Hint: The trick is not forgetting that I'm still Mom, even today.
For years I was in this gang — heck, I was the leader of the disappointed debbies, but not any more. It took a little work, but I figured out a few tricks to burst the burgeoning gray cloud of Mother’s Day Letdown.
Here’s what I suggest in three simple steps:
1. First off, celebrate the other awesome mothers in your life: It is not too late to send a personalized card to your own mom and your mother-in-law, even if you’re spending part of today with her. But don’t stop there. Sure cards popped in the mail today won’t arrive till Wednesday or Thursday, but send some anyway. Drop a note to your aunt or that woman in your parish who was an awesome example to you of mothering. They’ll feel appreciated and you’ll benefit from directing your focus outward.
2. Lower your expectations: Sure, it’s Mother’s Day and you’re a juice pouring, diaper changing, carpool driving mom. Surely the folks you live with connected the dots, right? Surely, they saw the hot pink card displays at the drug store and the jewelry advertisements on anything that carries ads … right?
Wrong. Assume they didn’t see anything at all. Just like they can’t see the soccer uniform you left ready for them, or the items of dirty clothes strewn on every stair. Assume they don’t even know what month it is. Put a note on your calendar for next April 30 reminding yourself to remind them. And for today, don’t feel like it’s too late. Proceed to Step 3.
3. Offer a few kind (and clear) requests, even now: Years ago, Mother’s Day befuddled my husband (and me). He simply didn’t know what to make of it, and I didn’t know exactly what I wanted to get out of it (or how to communicate that to him). He knew I wasn’t the kind of woman who wanted expensive perfume or jewelry and the pressure of an invented holiday left him wanting to rebel against convention.
But the fact is, the holiday does exist, being a mom is super hard, and even if an imaginary purple-headed sea monster decreed the holiday, it’s really caught on. Pastors will preach on it, restaurants will be packed to the gills, and everyone and their mom (or so it will certainly seem) will be recognized in some special way.
So if I’m the only one receiving an 11th-hour hand drawn card and a handful of dandelions that will turn into weedy gray puffballs by morning … yeah, I’m going to wind up pretty bummed. [Note: They say “it’s the thought that counts,” but sometimes those last minute, homemade gifts scream a lack of thought.]
So remembering to keep your expectations low (really, it’s how your family treats you all year long that actually matters; don’t fall into the trap of making a commercialized holiday mean something it doesn’t), ask your husband or your oldest child to take your progeny to the Dollar Store with ten bucks — I promise the fact that you’ve plugged the idea in their heads won’t lessen your enjoyment of what’s to follow.
When your sweet children return home with wide doe eyes and one of those single stemmed red roses that discount stores sell just on these purple-headed sea monster decreed holidays, you’ll see what I mean.
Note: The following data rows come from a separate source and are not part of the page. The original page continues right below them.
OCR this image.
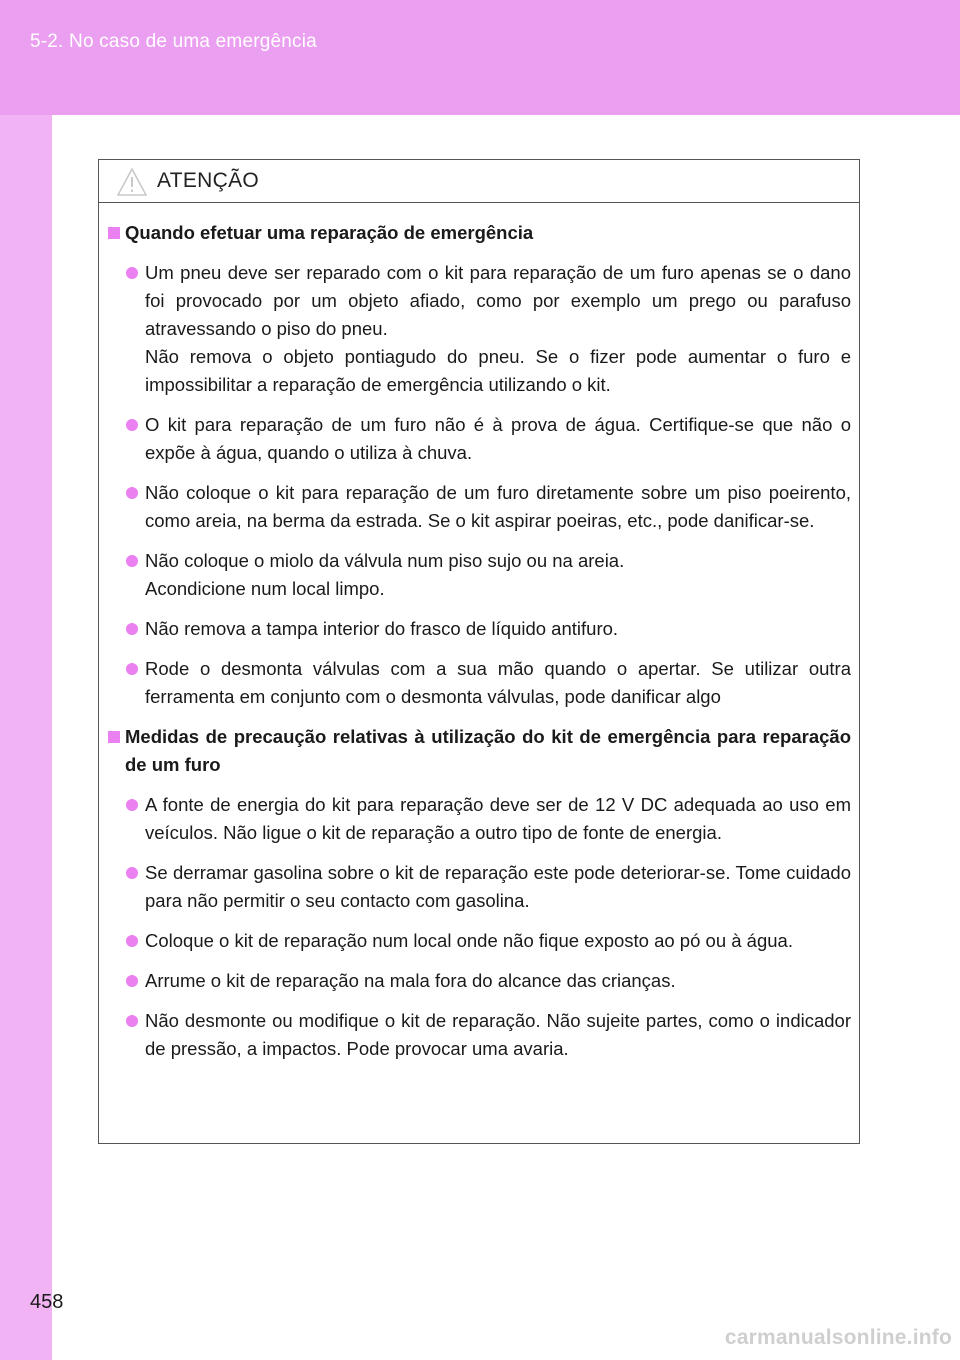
5-2. No caso de uma emergência
ATENÇÃO
Quando efetuar uma reparação de emergência
Um pneu deve ser reparado com o kit para reparação de um furo apenas se o dano foi provocado por um objeto afiado, como por exemplo um prego ou parafuso atravessando o piso do pneu.
Não remova o objeto pontiagudo do pneu. Se o fizer pode aumentar o furo e impossibilitar a reparação de emergência utilizando o kit.
O kit para reparação de um furo não é à prova de água. Certifique-se que não o expõe à água, quando o utiliza à chuva.
Não coloque o kit para reparação de um furo diretamente sobre um piso poeirento, como areia, na berma da estrada. Se o kit aspirar poeiras, etc., pode danificar-se.
Não coloque o miolo da válvula num piso sujo ou na areia.
Acondicione num local limpo.
Não remova a tampa interior do frasco de líquido antifuro.
Rode o desmonta válvulas com a sua mão quando o apertar. Se utilizar outra ferramenta em conjunto com o desmonta válvulas, pode danificar algo
Medidas de precaução relativas à utilização do kit de emergência para reparação de um furo
A fonte de energia do kit para reparação deve ser de 12 V DC adequada ao uso em veículos. Não ligue o kit de reparação a outro tipo de fonte de energia.
Se derramar gasolina sobre o kit de reparação este pode deteriorar-se. Tome cuidado para não permitir o seu contacto com gasolina.
Coloque o kit de reparação num local onde não fique exposto ao pó ou à água.
Arrume o kit de reparação na mala fora do alcance das crianças.
Não desmonte ou modifique o kit de reparação. Não sujeite partes, como o indicador de pressão, a impactos. Pode provocar uma avaria.
458
carmanualsonline.info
When your little boy hands you glittery shooting-star earrings, you’ll see how pretty you are in his eyes even though he mostly sees you shuffling around the kitchen wearing ill-fitting sweats. And when all your sweet children crowd around — their baby breath warm on your skin — as you open the final “big present,” whether it be bath salts or a heart-shaped box of chocolates, it doesn’t matter. To you, this gift will be “Mother’s Day,” a token of love and thanks just like the holiday itself.
So yes, ongoing appreciation throughout the rest of the year is what really matters (and if you’re like me, you get it). But if you’d also like to receive a few flowers that aren’t actually weeds, be clear, offer your family a little guidance.
They need it to find their socks and keys and everything else. It certainly doesn’t mean they don’t love you. It just means you’re the mom, especially on Mother’s Day.